The relationship between steppe vegetation and large ice age mammals has lead scientists to call this environment the Mammoth Steppe. The climates of Beringia were very dry and windy, leading to dusty conditions in summer, with a mix of exposed ground and snow drifts in winter. There were few trees or lakes, but in summer the grassland vegetation was diverse, and included shrubs and a rainbow of coloured wild tundra flowers. The three most common large animals were bison, horses, and mammoths, all grazers adapted to eating grass.

An illustration showing the variety of ice age animals, created by the National Geographic Society in 1972. Can you spot the human hunters circling the giant ground sloth?

The warming temperatures that marked the end of the ice age led to worldwide ecosystem change and the extinction of many animals of the Mammoth Steppe.

Some have suggested that 70% of all animals weighing more than 40 kg became extinct.

In North America, many species became extinct, including all species of horse, camel, and sloth. Woolly mammoths, mastodons, American lions and giant beavers also disappeared. However, some species like the bison and beaver, survived in North America in smaller forms.

When climates warmed at the end of the ice age, the ground became wetter and the Mammoth Steppe was replaced by the shrub tundra and forests we know today. The warmer environment became much more hospitable to animals that are common now, like caribou.

With these changes and extinctions in the north came new opportunities for other animals such as elk and moose who first crossed the Bering Land Bridge into North America around this time. Herds of caribou and muskoxen followed the retreat of the glacier ice across the North American Arctic and into Greenland.

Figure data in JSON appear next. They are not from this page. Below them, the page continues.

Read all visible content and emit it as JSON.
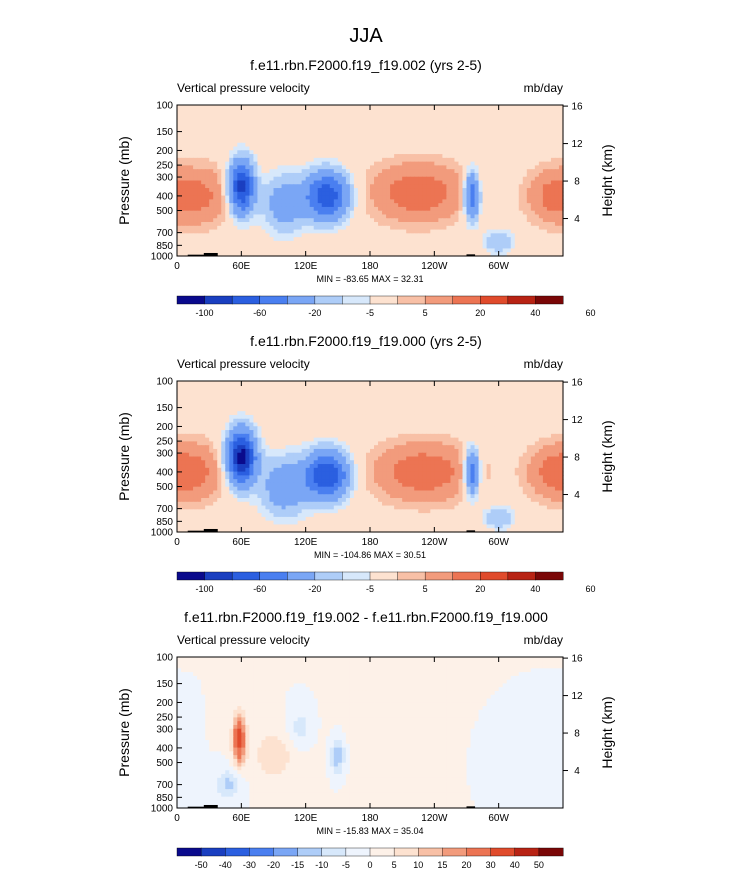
{
  "figure": {
    "title": "JJA",
    "colors": {
      "seq": [
        "#0a0a8c",
        "#1a3fc0",
        "#2b5fe0",
        "#4a7ff0",
        "#7aa6f5",
        "#aecdf8",
        "#d7e8fb",
        "#fde2d0",
        "#f8c0a6",
        "#f29b7c",
        "#ec7453",
        "#e04b2c",
        "#b82314",
        "#7a0707"
      ],
      "div": [
        "#0a0a8c",
        "#1a3fc0",
        "#2b5fe0",
        "#4a7ff0",
        "#7aa6f5",
        "#aecdf8",
        "#d7e8fb",
        "#eef4fd",
        "#fdf1e8",
        "#fde2d0",
        "#f8c0a6",
        "#f29b7c",
        "#ec7453",
        "#e04b2c",
        "#b82314",
        "#7a0707"
      ]
    }
  },
  "chart_data": [
    {
      "type": "heatmap",
      "title": "f.e11.rbn.F2000.f19_f19.002 (yrs 2-5)",
      "left_label": "Vertical pressure velocity",
      "right_label": "mb/day",
      "ylabel": "Pressure (mb)",
      "y2label": "Height (km)",
      "x_ticks": [
        "0",
        "60E",
        "120E",
        "180",
        "120W",
        "60W"
      ],
      "x_tick_values": [
        0,
        60,
        120,
        180,
        240,
        300
      ],
      "xlim": [
        0,
        360
      ],
      "y_ticks": [
        "100",
        "150",
        "200",
        "250",
        "300",
        "400",
        "500",
        "700",
        "850",
        "1000"
      ],
      "y_tick_values": [
        100,
        150,
        200,
        250,
        300,
        400,
        500,
        700,
        850,
        1000
      ],
      "ylim": [
        1000,
        100
      ],
      "y2_ticks": [
        "4",
        "8",
        "12",
        "16"
      ],
      "y2_tick_values": [
        4,
        8,
        12,
        16
      ],
      "stats": "MIN = -83.65   MAX =  32.31",
      "colorbar": {
        "palette": "seq",
        "labels": [
          "-100",
          "-60",
          "-20",
          "-5",
          "5",
          "20",
          "40",
          "60"
        ]
      },
      "features": [
        {
          "lon": 60,
          "p": 350,
          "amp": -90,
          "sx": 8,
          "sy": 0.55
        },
        {
          "lon": 140,
          "p": 400,
          "amp": -75,
          "sx": 14,
          "sy": 0.5
        },
        {
          "lon": 100,
          "p": 450,
          "amp": -30,
          "sx": 14,
          "sy": 0.6
        },
        {
          "lon": 275,
          "p": 400,
          "amp": -60,
          "sx": 5,
          "sy": 0.5
        },
        {
          "lon": 225,
          "p": 380,
          "amp": 28,
          "sx": 32,
          "sy": 0.65
        },
        {
          "lon": 350,
          "p": 400,
          "amp": 22,
          "sx": 18,
          "sy": 0.6
        },
        {
          "lon": 25,
          "p": 400,
          "amp": 20,
          "sx": 20,
          "sy": 0.65
        },
        {
          "lon": 300,
          "p": 800,
          "amp": -20,
          "sx": 10,
          "sy": 0.25
        }
      ],
      "orography": [
        {
          "lon0": 10,
          "lon1": 32,
          "p": 980
        },
        {
          "lon0": 25,
          "lon1": 38,
          "p": 955
        },
        {
          "lon0": 270,
          "lon1": 278,
          "p": 975
        }
      ]
    },
    {
      "type": "heatmap",
      "title": "f.e11.rbn.F2000.f19_f19.000 (yrs 2-5)",
      "left_label": "Vertical pressure velocity",
      "right_label": "mb/day",
      "ylabel": "Pressure (mb)",
      "y2label": "Height (km)",
      "x_ticks": [
        "0",
        "60E",
        "120E",
        "180",
        "120W",
        "60W"
      ],
      "x_tick_values": [
        0,
        60,
        120,
        180,
        240,
        300
      ],
      "xlim": [
        0,
        360
      ],
      "y_ticks": [
        "100",
        "150",
        "200",
        "250",
        "300",
        "400",
        "500",
        "700",
        "850",
        "1000"
      ],
      "y_tick_values": [
        100,
        150,
        200,
        250,
        300,
        400,
        500,
        700,
        850,
        1000
      ],
      "ylim": [
        1000,
        100
      ],
      "y2_ticks": [
        "4",
        "8",
        "12",
        "16"
      ],
      "y2_tick_values": [
        4,
        8,
        12,
        16
      ],
      "stats": "MIN = -104.86   MAX =  30.51",
      "colorbar": {
        "palette": "seq",
        "labels": [
          "-100",
          "-60",
          "-20",
          "-5",
          "5",
          "20",
          "40",
          "60"
        ]
      },
      "features": [
        {
          "lon": 60,
          "p": 320,
          "amp": -110,
          "sx": 9,
          "sy": 0.55
        },
        {
          "lon": 140,
          "p": 420,
          "amp": -80,
          "sx": 14,
          "sy": 0.5
        },
        {
          "lon": 100,
          "p": 500,
          "amp": -35,
          "sx": 15,
          "sy": 0.6
        },
        {
          "lon": 275,
          "p": 400,
          "amp": -60,
          "sx": 5,
          "sy": 0.5
        },
        {
          "lon": 230,
          "p": 400,
          "amp": 28,
          "sx": 34,
          "sy": 0.65
        },
        {
          "lon": 350,
          "p": 400,
          "amp": 22,
          "sx": 18,
          "sy": 0.6
        },
        {
          "lon": 20,
          "p": 400,
          "amp": 20,
          "sx": 18,
          "sy": 0.65
        },
        {
          "lon": 300,
          "p": 800,
          "amp": -20,
          "sx": 10,
          "sy": 0.25
        }
      ],
      "orography": [
        {
          "lon0": 10,
          "lon1": 32,
          "p": 980
        },
        {
          "lon0": 25,
          "lon1": 38,
          "p": 955
        },
        {
          "lon0": 270,
          "lon1": 278,
          "p": 975
        }
      ]
    },
    {
      "type": "heatmap",
      "title": "f.e11.rbn.F2000.f19_f19.002 - f.e11.rbn.F2000.f19_f19.000",
      "left_label": "Vertical pressure velocity",
      "right_label": "mb/day",
      "ylabel": "Pressure (mb)",
      "y2label": "Height (km)",
      "x_ticks": [
        "0",
        "60E",
        "120E",
        "180",
        "120W",
        "60W"
      ],
      "x_tick_values": [
        0,
        60,
        120,
        180,
        240,
        300
      ],
      "xlim": [
        0,
        360
      ],
      "y_ticks": [
        "100",
        "150",
        "200",
        "250",
        "300",
        "400",
        "500",
        "700",
        "850",
        "1000"
      ],
      "y_tick_values": [
        100,
        150,
        200,
        250,
        300,
        400,
        500,
        700,
        850,
        1000
      ],
      "ylim": [
        1000,
        100
      ],
      "y2_ticks": [
        "4",
        "8",
        "12",
        "16"
      ],
      "y2_tick_values": [
        4,
        8,
        12,
        16
      ],
      "stats": "MIN = -15.83   MAX =  35.04",
      "colorbar": {
        "palette": "div",
        "labels": [
          "-50",
          "-40",
          "-30",
          "-20",
          "-15",
          "-10",
          "-5",
          "0",
          "5",
          "10",
          "15",
          "20",
          "30",
          "40",
          "50"
        ]
      },
      "features": [
        {
          "lon": 58,
          "p": 350,
          "amp": 35,
          "sx": 4,
          "sy": 0.5
        },
        {
          "lon": 48,
          "p": 700,
          "amp": -12,
          "sx": 8,
          "sy": 0.3
        },
        {
          "lon": 150,
          "p": 450,
          "amp": -15,
          "sx": 5,
          "sy": 0.4
        },
        {
          "lon": 115,
          "p": 300,
          "amp": -8,
          "sx": 8,
          "sy": 0.4
        },
        {
          "lon": 90,
          "p": 450,
          "amp": 8,
          "sx": 15,
          "sy": 0.6
        },
        {
          "lon": 200,
          "p": 400,
          "amp": 3,
          "sx": 40,
          "sy": 0.8
        },
        {
          "lon": 310,
          "p": 450,
          "amp": -4,
          "sx": 20,
          "sy": 0.6
        }
      ],
      "orography": [
        {
          "lon0": 10,
          "lon1": 32,
          "p": 980
        },
        {
          "lon0": 25,
          "lon1": 38,
          "p": 955
        },
        {
          "lon0": 270,
          "lon1": 278,
          "p": 975
        }
      ]
    }
  ]
}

The end of the ice age brought many changes including the extinction of most large mammals. However some, like the bison, survived by evolving to meet changing conditions. Changing environments created new opportunities for other species, like moose and humans, leading to their migration into North America.

Thaw slumping is a form of permafrost thaw that is altering landscapes in northwestern NWT. Slumps form when ice-rich permafrost thaws under sloping terrain. These slumps are dramatically changing the slopes and streams in the Peel Plateau.

Thaw slump on the Miner River near Sitigi Lake, NWT.

Active thaw slumps contain a headwall of ice-rich permafrost, an area of lower slope where thawed materials accumulate, and a debris tongue that develops as sediments flow downslope. Thaw slumps grow upslope when icy permafrost exposed in the headwall of the slump thaws in summer.

Headwall of a thaw slump in the Peel Plateau, NWT.

Large slumps are serious hazards that can impact roads, traditional travel routes and land uses. They can pose a hazard to wildlife which can become trapped in the mudflows downslope of the slump headwall. Over the past few decades some of the largest slumps in the Peel Plateau have grown to exceed 30 hectares (37 Canadian football fields) in area. A large thaw slump can displace more than one million cubic metres (600,000 pickup truck loads) of sediment downslope into stream valleys, lakes or coastal areas.

A warmer and wetter climate is causing larger, longer-lived slumps to develop in the NWT. The growth of these disturbances will accelerate with continued climate warming.

Density of thaw slumps in the northwestern NWT.